Sevelius gathers her data from qualitative studies with trans people to identify “what their needs and priorities are, and what their barriers are.” But that’s only where the work begins. Using her results, Sevelius focuses on developing culturally relevant health care and intervention programs, “starting from the perspective of trans people themselves.” One example of culturally relevant care: “It’s important for health care information to come from trusted sources,” which Sevelius says “This often means other trans people”. Employing transgender people as health care workers can often give transgender patients the emotional support they need in their health care.
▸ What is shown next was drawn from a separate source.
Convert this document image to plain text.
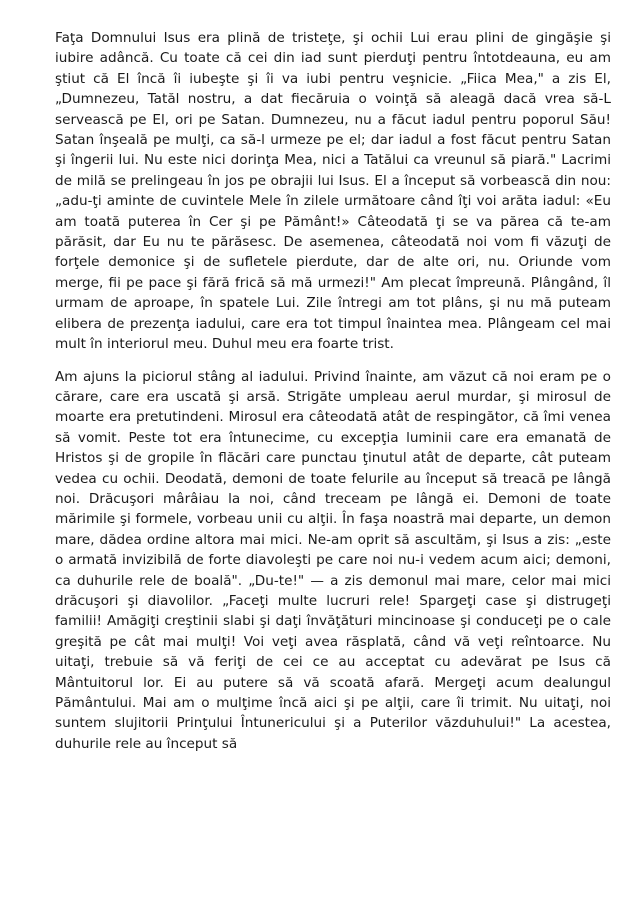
Faţa Domnului Isus era plină de tristeţe, şi ochii Lui erau plini de gingăşie şi iubire adâncă. Cu toate că cei din iad sunt pierduţi pentru întotdeauna, eu am ştiut că El încă îi iubeşte şi îi va iubi pentru veşnicie. „Fiica Mea," a zis El, „Dumnezeu, Tatăl nostru, a dat fiecăruia o voinţă să aleagă dacă vrea să-L servească pe El, ori pe Satan. Dumnezeu, nu a făcut iadul pentru poporul Său! Satan înşeală pe mulţi, ca să-l urmeze pe el; dar iadul a fost făcut pentru Satan şi îngerii lui. Nu este nici dorinţa Mea, nici a Tatălui ca vreunul să piară." Lacrimi de milă se prelingeau în jos pe obrajii lui Isus. El a început să vorbească din nou: „adu-ţi aminte de cuvintele Mele în zilele următoare când îţi voi arăta iadul: «Eu am toată puterea în Cer şi pe Pământ!» Câteodată ţi se va părea că te-am părăsit, dar Eu nu te părăsesc. De asemenea, câteodată noi vom fi văzuţi de forţele demonice şi de sufletele pierdute, dar de alte ori, nu. Oriunde vom merge, fii pe pace şi fără frică să mă urmezi!" Am plecat împreună. Plângând, îl urmam de aproape, în spatele Lui. Zile întregi am tot plâns, şi nu mă puteam elibera de prezenţa iadului, care era tot timpul înaintea mea. Plângeam cel mai mult în interiorul meu. Duhul meu era foarte trist.

Am ajuns la piciorul stâng al iadului. Privind înainte, am văzut că noi eram pe o cărare, care era uscată şi arsă. Strigăte umpleau aerul murdar, şi mirosul de moarte era pretutindeni. Mirosul era câteodată atât de respingător, că îmi venea să vomit. Peste tot era întunecime, cu excepţia luminii care era emanată de Hristos şi de gropile în flăcări care punctau ţinutul atât de departe, cât puteam vedea cu ochii. Deodată, demoni de toate felurile au început să treacă pe lângă noi. Drăcuşori mârâiau la noi, când treceam pe lângă ei. Demoni de toate mărimile şi formele, vorbeau unii cu alţii. În faşa noastră mai departe, un demon mare, dădea ordine altora mai mici. Ne-am oprit să ascultăm, şi Isus a zis: „este o armată invizibilă de forte diavoleşti pe care noi nu-i vedem acum aici; demoni, ca duhurile rele de boală". „Du-te!" — a zis demonul mai mare, celor mai mici drăcuşori şi diavolilor. „Faceţi multe lucruri rele! Spargeţi case şi distrugeţi familii! Amăgiţi creştinii slabi şi daţi învăţături mincinoase şi conduceţi pe o cale greşită pe cât mai mulţi! Voi veţi avea răsplată, când vă veţi reîntoarce. Nu uitaţi, trebuie să vă feriţi de cei ce au acceptat cu adevărat pe Isus că Mântuitorul lor. Ei au putere să vă scoată afară. Mergeţi acum dealungul Pământului. Mai am o mulţime încă aici şi pe alţii, care îi trimit. Nu uitaţi, noi suntem slujitorii Prinţului Întunericului şi a Puterilor văzduhului!" La acestea, duhurile rele au început să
One of her programs is Sheroes, a peer-led small-group intervention that applies Sevelius’ gender affirmation research with the goals of sexual risk reduction and personal empowerment. In these interventions, participants discuss everything from transgender history to positive sexuality. Sevelius says that while other support groups are very open-ended and freeform, “Sheroes is about achieving very specific outcomes.”
Although Sevelius’ research and outreach confers a major benefit to the community she works with, she recognizes the limits to her work. She says that for many of the transwomen participants, there is such deep trauma, often from a young age. She adds that “transwomen who are accepted by their families do much better than those who are rejected.”
This last insight from Sevelius seems to ring true with the results from TYP. Olson and other researchers often see first-hand how family acceptance benefits transgender children. They wonder whether family acceptance is becoming the norm. TYP has taken to calling the generation of trans youth “gender pioneers” because “we really haven’t seen a group of kids living in a way that’s been so supported until quite recently,” says Madeleine DeMeules. DeMeules believes that before gender pioneers, it hasn’t been possible to truly document the gender development of trans youth.
Whether driven by a new wave of gender pioneers or more rigorous scientific attention towards the trans community, the importance of transpositive research is now starting to be seen.